“Isolamento do amor”: medidas draconianas chinesas contra o coronavírus

Amigos sentados num restaurante a metros de distância, espaços de táxi separados por grandes plásticos, vizinhos que regressam e estão em quarentena no seu apartamento: as rígidas medidas antivírus na China, longe de escurecer, continuam a dominar o vida nas cidades do país.

E alguns até, hoje em dia, quando os novos casos estão a chegar, tornaram-se mais pronunciados, paradoxalmente, como aquele que forçou o número de bares e restaurantes abertos em Pequim, há uma semana, a acomodar até três pessoas por mesa e só poder permitir uma em cada duas.

O controlo obrigatório da temperatura para cada cliente (como a febre é um dos primeiros sintomas), que no início da epidemia foi tomada dentro do local, deve agora ser feito fora e cada um tem que escrever numa lista o seu nome e o seu número de telefone.

A grande maioria das instalações comerciais e hoteleiras da capital continuam fechadas, mas os poucos que abriram fazem-no com dificuldades, e todos enfrentam uma situação insustentável se continuar em demasia.

“É uma ruína absoluta”

Alejandro Sánchez é um madridnativo que começou a viajar para a China há 21 anos e em 2005 decidiu ficar. Quatro anos depois, niajo, um dos restaurantes espanhóis mais conhecidos de Pequim, abriu.

“É uma ruína absoluta. Nos últimos anos nestas datas o restaurante estava completamente cheio e este ano tem sido a catástrofe do século”, diz, enquanto se afasta da máscara para falar com a Efe, embora ele e o resto do pessoal o levem sempre a cuidar do clientes, assim como luvas de látex.

O proprietário do Niajo – no bairro de Sanlitun, a quintessencial área noturna da capital – explica que pagar as rendas elevadas (na China não se pode comprar um lugar comercial) é o que tem hoteleiros “mais angustiados”.

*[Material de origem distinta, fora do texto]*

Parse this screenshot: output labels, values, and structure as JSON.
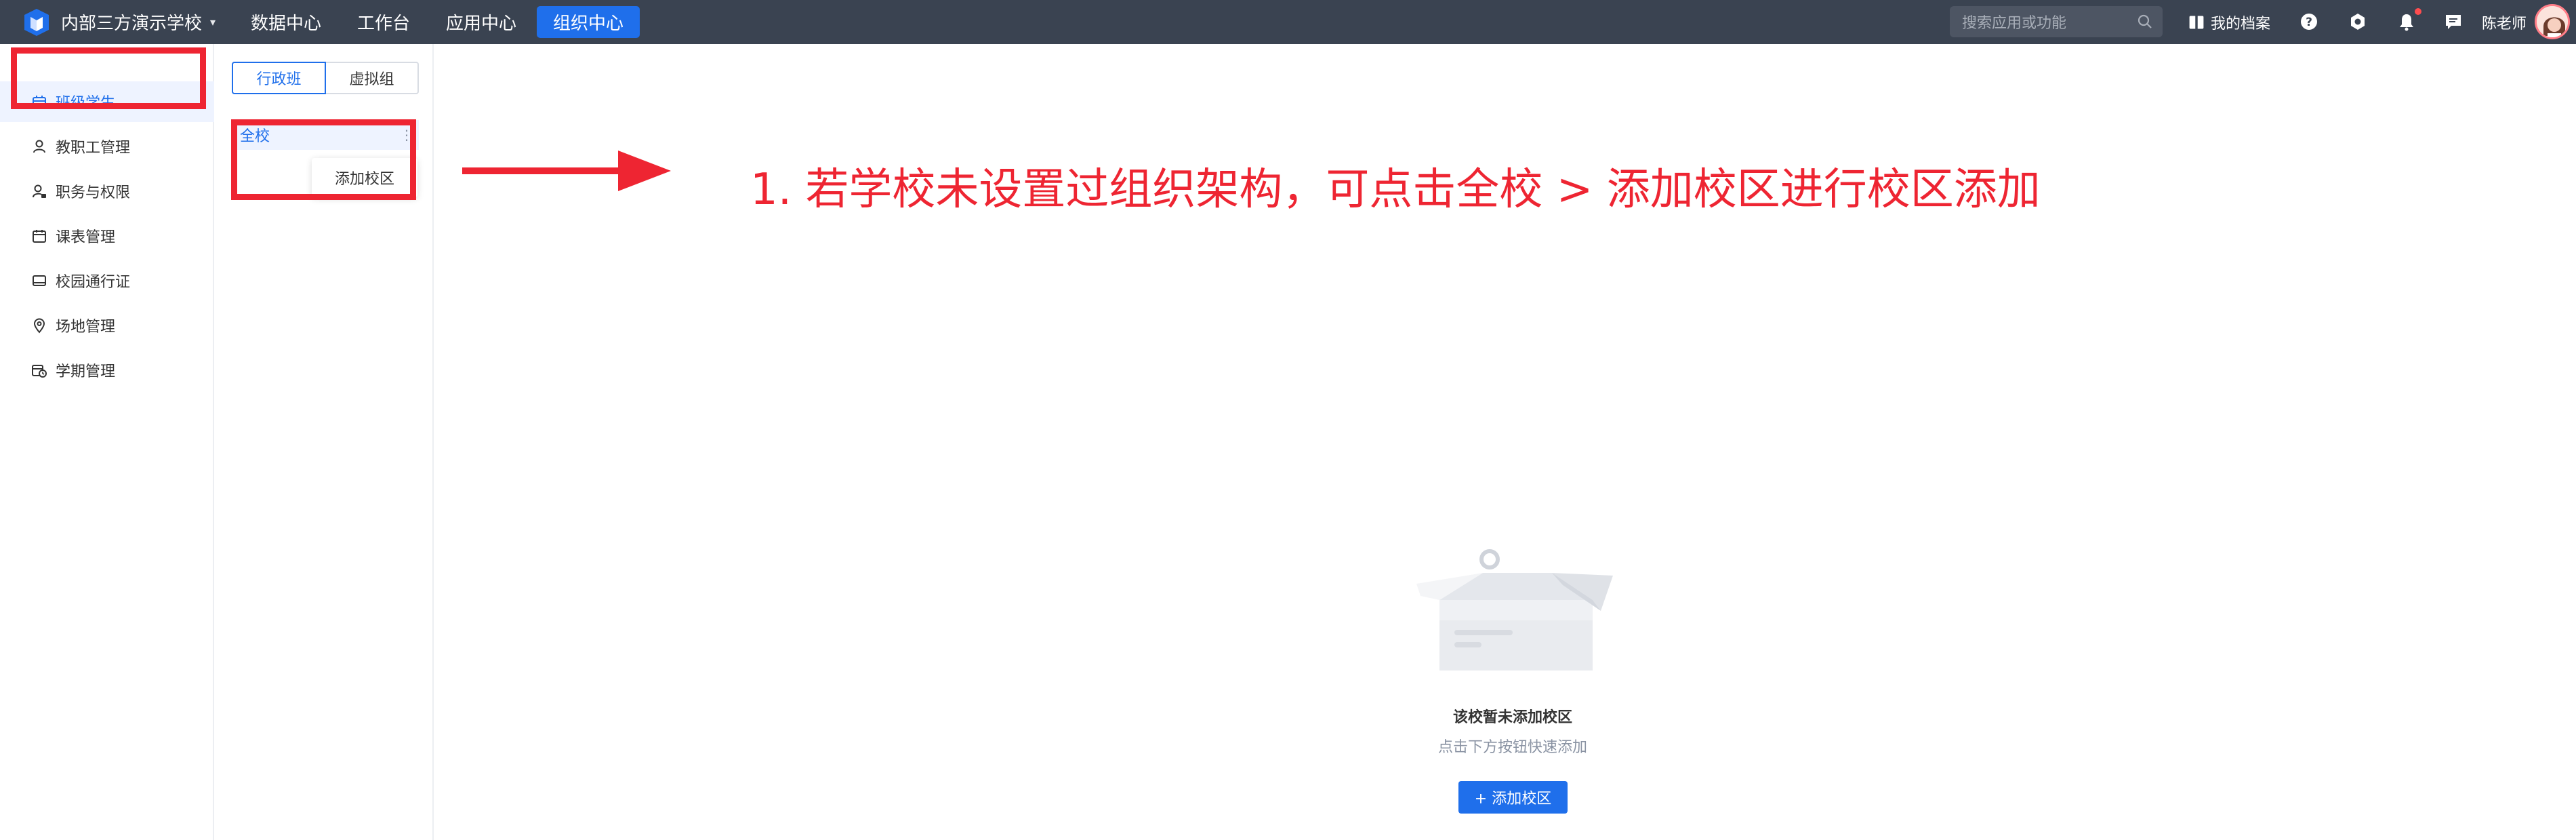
{
  "topbar": {
    "school_name": "内部三方演示学校",
    "nav": [
      {
        "label": "数据中心"
      },
      {
        "label": "工作台"
      },
      {
        "label": "应用中心"
      },
      {
        "label": "组织中心"
      }
    ],
    "active_nav": "组织中心",
    "search_placeholder": "搜索应用或功能",
    "profile_label": "我的档案",
    "user_name": "陈老师",
    "accent_color": "#1f6feb",
    "bar_color": "#3a4351"
  },
  "sidebar": {
    "items": [
      {
        "label": "班级学生",
        "icon": "class-icon"
      },
      {
        "label": "教职工管理",
        "icon": "person-icon"
      },
      {
        "label": "职务与权限",
        "icon": "person-lock-icon"
      },
      {
        "label": "课表管理",
        "icon": "calendar-icon"
      },
      {
        "label": "校园通行证",
        "icon": "card-icon"
      },
      {
        "label": "场地管理",
        "icon": "location-icon"
      },
      {
        "label": "学期管理",
        "icon": "calendar-clock-icon"
      }
    ],
    "active_item": "班级学生"
  },
  "tree": {
    "segments": [
      "行政班",
      "虚拟组"
    ],
    "active_segment": "行政班",
    "root": "全校",
    "more_symbol": "⋮",
    "menu_item": "添加校区"
  },
  "annotation": {
    "text": "1. 若学校未设置过组织架构，可点击全校 > 添加校区进行校区添加",
    "color": "#ee2532"
  },
  "empty_state": {
    "title": "该校暂未添加校区",
    "subtitle": "点击下方按钮快速添加",
    "button_label": "+ 添加校区"
  }
}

Os funcionários do restaurante também devem digitalizar um código QR para indicar o seu estado de saúde diário numa aplicação móvel e para que as autoridades municipais possam localizá-los a qualquer momento.

Se as regras não forem cumpridas, “podem impor-lhe uma grande sanção ou fechar as suas instalações e até mesmo sancionar os próprios clientes”, diz Sánchez.

No Schiller’s, um café-restaurante alemão próximo, eles devem desinfetar as instalações várias vezes ao dia e só podem usar 50 por cento do espaço habitual, como quase vazio devido à ausência de clientes.

Os empregados e cozinheiros têm de tirar a temperatura quando chegam e quando saem. Se alguém exceder os 37 graus, não poderá trabalhar e deve notificar as autoridades sanitárias. O mesmo com os clientes.

“As pessoas aceitam as restrições e habituam-se a isso, entendem que as medidas fazem sentido combater a epidemia”, diz um funcionário do restaurante que prefere não se identificar.

A recente medida que limita três pessoas por mesa e afirma que uma em cada duas deve ser libertada causa pelo menos situações curiosas quando um grupo maior chega para o almoço ou jantar.

Se houver quatro, por exemplo, um ou dois devem sentar-se sozinhos noutra mesa a pelo menos dois metros de distância e conversar quase com os amigos.

“DEVEMOS MANTER A SEPARAÇÃO”

Entre os poucos clientes do café da aldeia croissant nas proximidades está Zi Huyuan, uma mulher grávida de 28 anos com o seu primeiro filho, que saiu de casa pela primeira vez desde o início da epidemia para poder falar com uma amiga que não tinha visto desde então.

Nos complexos habitacionais não é permitido há algumas semanas a entrada de qualquer pessoa fora do recinto, pelo que o único espaço para conhecer alguém com quem não vive é a desolada rua de inverno ou algum café aberto.

“Temos de manter a separação, não importa onde, e respeitar as pessoas que o fazem porque tentam proteger-se e proteger-te”, diz Zi, que nem sequer tira a máscara para fora do café porque “é preciso ser cauteloso”.

Esta rapariga, que trabalha como consultora numa multinacional, acredita que, quando estiver quente, “o sol vai matar o vírus” e que se todos mantiverem as precauções, vai dobrar-se à epidemia.

“O vírus pode ser controlado pela própria natureza, mas se muitas pessoas o tiverem, será mais difícil. Vamos deixá-lo voltar para a mão da natureza, vamos separar-nos”, insiste.